Sept et Un (qui ne font pas Huit 😉) se réfugient malencontreusement chez l’Ogre Ernst, abuseur et meurtrier. Ils n’arrivent à s’enfuir qu’en se faisant passer pour les filles de l’Ogre. Celui-ci se lance alors à leur poursuite, précédé par son souffle fétide…

Les deux garçons vont vivre un périple en traversant plusieurs « pays » (« Avant », « Après »), rythmé par des rencontres avec des avatars plus ou moins déjantés de Blanche-Neige, Peau d’Âne, La Belle au Bois Dormant, le Chat Botté, le Petit Chaperon Rouge, Barbe-Bleue, Hansel et Gretel, … Sept, rusé et courageux malgré son jeune âge, arrive à détourner le destin initial de plusieurs de ces personnages, soit en les sauvant, soit en les laissant s’enferrer dans leurs mauvais penchants.

Une entraide est ainsi établie entre plusieurs d’entre eux en vue de rejoindre la mer pour échapper à l’horrible guerre opposant le souverain local à son principal rival. Et bien évidemment, pour les enfants, l’enjeu est également de s’éloigner de ces contrées marquées par la violence des adultes.

Les contes écrits ou réécrits par Charles Perrault et les Frères Grimm sont déjà très violents dans leur version initiale. Destinés aux adultes, ils ont été expurgés pour pouvoir les lire aux enfants, et largement remaniés par les studios Disney pour convenir au plus grand nombre.

Dans cette très sombre revisite qui met en présence ces personnages de plusieurs contes, Brigitte Aubert exploite au maximum les penchants les plus vils de l’humanité. Je crois que c’est également le cas de la série québécoise Les contes interdits, dont certains lecteurs sont friands. Le présent ouvrage, écrit bien en amont, m’a suffi…

Et c’est bien dommage, car l’intention première est intéressante et le travail de refonte est considérable.
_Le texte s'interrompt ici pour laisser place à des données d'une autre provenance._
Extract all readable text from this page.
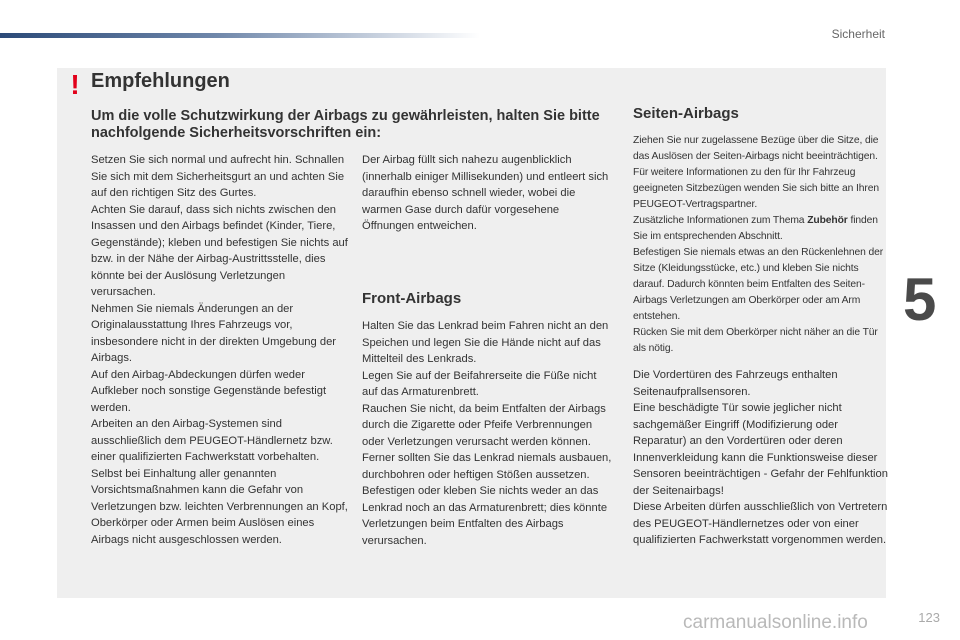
Sicherheit
5
! Empfehlungen

Um die volle Schutzwirkung der Airbags zu gewährleisten, halten Sie bitte nachfolgende Sicherheitsvorschriften ein:

Setzen Sie sich normal und aufrecht hin. Schnallen Sie sich mit dem Sicherheitsgurt an und achten Sie auf den richtigen Sitz des Gurtes.
Achten Sie darauf, dass sich nichts zwischen den Insassen und den Airbags befindet (Kinder, Tiere, Gegenstände); kleben und befestigen Sie nichts auf bzw. in der Nähe der Airbag-Austrittsstelle, dies könnte bei der Auslösung Verletzungen verursachen.
Nehmen Sie niemals Änderungen an der Originalausstattung Ihres Fahrzeugs vor, insbesondere nicht in der direkten Umgebung der Airbags.
Auf den Airbag-Abdeckungen dürfen weder Aufkleber noch sonstige Gegenstände befestigt werden.
Arbeiten an den Airbag-Systemen sind ausschließlich dem PEUGEOT-Händlernetz bzw. einer qualifizierten Fachwerkstatt vorbehalten.
Selbst bei Einhaltung aller genannten Vorsichtsmaßnahmen kann die Gefahr von Verletzungen bzw. leichten Verbrennungen an Kopf, Oberkörper oder Armen beim Auslösen eines Airbags nicht ausgeschlossen werden.

Der Airbag füllt sich nahezu augenblicklich (innerhalb einiger Millisekunden) und entleert sich daraufhin ebenso schnell wieder, wobei die warmen Gase durch dafür vorgesehene Öffnungen entweichen.

Front-Airbags

Halten Sie das Lenkrad beim Fahren nicht an den Speichen und legen Sie die Hände nicht auf das Mittelteil des Lenkrads.
Legen Sie auf der Beifahrerseite die Füße nicht auf das Armaturenbrett.
Rauchen Sie nicht, da beim Entfalten der Airbags durch die Zigarette oder Pfeife Verbrennungen oder Verletzungen verursacht werden können.
Ferner sollten Sie das Lenkrad niemals ausbauen, durchbohren oder heftigen Stößen aussetzen.
Befestigen oder kleben Sie nichts weder an das Lenkrad noch an das Armaturenbrett; dies könnte Verletzungen beim Entfalten des Airbags verursachen.

Seiten-Airbags

Ziehen Sie nur zugelassene Bezüge über die Sitze, die das Auslösen der Seiten-Airbags nicht beeinträchtigen. Für weitere Informationen zu den für Ihr Fahrzeug geeigneten Sitzbezügen wenden Sie sich bitte an Ihren PEUGEOT-Vertragspartner.
Zusätzliche Informationen zum Thema Zubehör finden Sie im entsprechenden Abschnitt.
Befestigen Sie niemals etwas an den Rückenlehnen der Sitze (Kleidungsstücke, etc.) und kleben Sie nichts darauf. Dadurch könnten beim Entfalten des Seiten-Airbags Verletzungen am Oberkörper oder am Arm entstehen.
Rücken Sie mit dem Oberkörper nicht näher an die Tür als nötig.

Die Vordertüren des Fahrzeugs enthalten Seitenaufprallsensoren.
Eine beschädigte Tür sowie jeglicher nicht sachgemäßer Eingriff (Modifizierung oder Reparatur) an den Vordertüren oder deren Innenverkleidung kann die Funktionsweise dieser Sensoren beeinträchtigen - Gefahr der Fehlfunktion der Seitenairbags!
Diese Arbeiten dürfen ausschließlich von Vertretern des PEUGEOT-Händlernetzes oder von einer qualifizierten Fachwerkstatt vorgenommen werden.

123
carmanualsonline.info
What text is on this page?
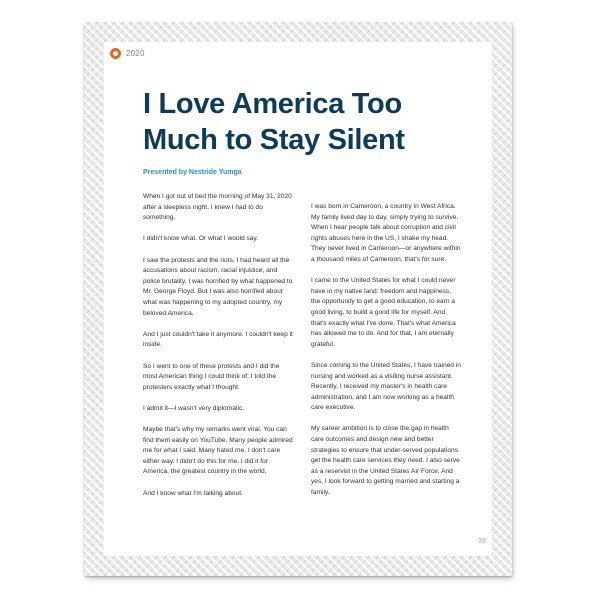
2020
I Love America Too Much to Stay Silent
Presented by Nestride Yumga

When I got out of bed the morning of May 31, 2020 after a sleepless night, I knew I had to do something.

I didn't know what. Or what I would say.

I saw the protests and the riots. I had heard all the accusations about racism, racial injustice, and police brutality. I was horrified by what happened to Mr. George Floyd. But I was also horrified about what was happening to my adopted country, my beloved America.

And I just couldn't take it anymore. I couldn't keep it inside.

So I went to one of these protests and I did the most American thing I could think of: I told the protesters exactly what I thought.

I admit it—I wasn't very diplomatic.

Maybe that's why my remarks went viral. You can find them easily on YouTube. Many people admired me for what I said. Many hated me. I don't care either way. I didn't do this for me. I did it for America, the greatest country in the world.

And I know what I'm talking about.

I was born in Cameroon, a country in West Africa. My family lived day to day, simply trying to survive. When I hear people talk about corruption and civil rights abuses here in the US, I shake my head. They never lived in Cameroon—or anywhere within a thousand miles of Cameroon, that's for sure.

I came to the United States for what I could never have in my native land: freedom and happiness, the opportunity to get a good education, to earn a good living, to build a good life for myself. And that's exactly what I've done. That's what America has allowed me to do. And for that, I am eternally grateful.

Since coming to the United States, I have trained in nursing and worked as a visiting nurse assistant. Recently, I received my master's in health care administration, and I am now working as a health care executive.

My career ambition is to close the gap in health care outcomes and design new and better strategies to ensure that under-served populations get the health care services they need. I also serve as a reservist in the United States Air Force. And yes, I look forward to getting married and starting a family.

39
Non contente de réinventer les héros les plus connus des contes, ou de les placer dans des situations inédites, l’auteure en modifie d’autres pour servir son histoire. Ainsi les deux jeunes sœurs du conte Les fées de Charles Perrault, frappées d’un sort les amenant à expectorer, pour l’une, des bijoux et des fleurs, pour l’autre, des crapauds et serpents, sont-elles rassemblées en une seule jeune fille qui rejette les pierres précieuses ou animaux au gré de ses émotions. Je n’ai pas su identifier tous les contes dont elle s’est inspirée, mais il me semble y avoir vu quelques clins d’œil, à l’âne chantant des Musiciens de Brême par exemple. Elle crée également des liens de parenté entre personnages de contes différents.
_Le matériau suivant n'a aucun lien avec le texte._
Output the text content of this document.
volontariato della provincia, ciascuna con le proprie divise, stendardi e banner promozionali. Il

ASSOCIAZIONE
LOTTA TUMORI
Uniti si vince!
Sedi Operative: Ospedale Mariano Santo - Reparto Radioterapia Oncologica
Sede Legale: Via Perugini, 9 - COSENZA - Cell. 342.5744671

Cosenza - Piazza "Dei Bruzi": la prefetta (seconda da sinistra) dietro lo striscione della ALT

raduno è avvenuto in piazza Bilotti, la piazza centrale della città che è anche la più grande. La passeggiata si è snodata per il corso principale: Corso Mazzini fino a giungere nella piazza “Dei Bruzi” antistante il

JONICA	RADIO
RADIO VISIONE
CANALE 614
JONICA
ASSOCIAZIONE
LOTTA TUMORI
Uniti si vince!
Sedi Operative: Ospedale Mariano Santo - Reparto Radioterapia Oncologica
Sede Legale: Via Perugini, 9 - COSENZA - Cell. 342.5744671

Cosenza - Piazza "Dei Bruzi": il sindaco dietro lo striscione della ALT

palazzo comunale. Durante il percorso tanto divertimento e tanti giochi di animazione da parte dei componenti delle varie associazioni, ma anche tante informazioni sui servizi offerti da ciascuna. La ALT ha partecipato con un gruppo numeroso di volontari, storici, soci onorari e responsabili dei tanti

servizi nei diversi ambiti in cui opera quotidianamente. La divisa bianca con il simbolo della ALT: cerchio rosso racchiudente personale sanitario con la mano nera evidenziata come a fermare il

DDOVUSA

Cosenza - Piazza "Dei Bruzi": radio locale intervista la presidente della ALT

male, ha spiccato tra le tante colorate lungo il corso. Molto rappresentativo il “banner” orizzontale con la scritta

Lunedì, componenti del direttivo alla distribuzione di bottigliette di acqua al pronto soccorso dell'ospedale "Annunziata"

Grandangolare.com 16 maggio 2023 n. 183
L’écriture est alerte, quelques situations et dialogues empreints d’un certain humour, le vocabulaire riche d’expressions moyenâgeuses ou inventées et les caractéristiques de quelques personnages judicieusement exploitées : l’arrogance du Chat Botté qui s’exprime en rimes, la rivalité des jeunes princesses discutant chiffons, les réflexions du jeune Sept m’ont fait sourire plus d’une fois.

« – De quoi as-tu peur ? demanda-t-il en se dressant du mieux qu’il le pouvait.

– Pas d’un petitou comme toi. Mais en ces temps troublés, il y a pléthore de mauvaises gens.

Sept ne savait pas ce que voulait dire « pléthore », mais songea que c’était sûrement encore trop. »

Peut-être l’auteure a-t-elle voulu faire ressortir le pire de certains pour mettre en exergue les qualités – toutes relatives – des autres. Il m’en restera globalement un sentiment de malaise.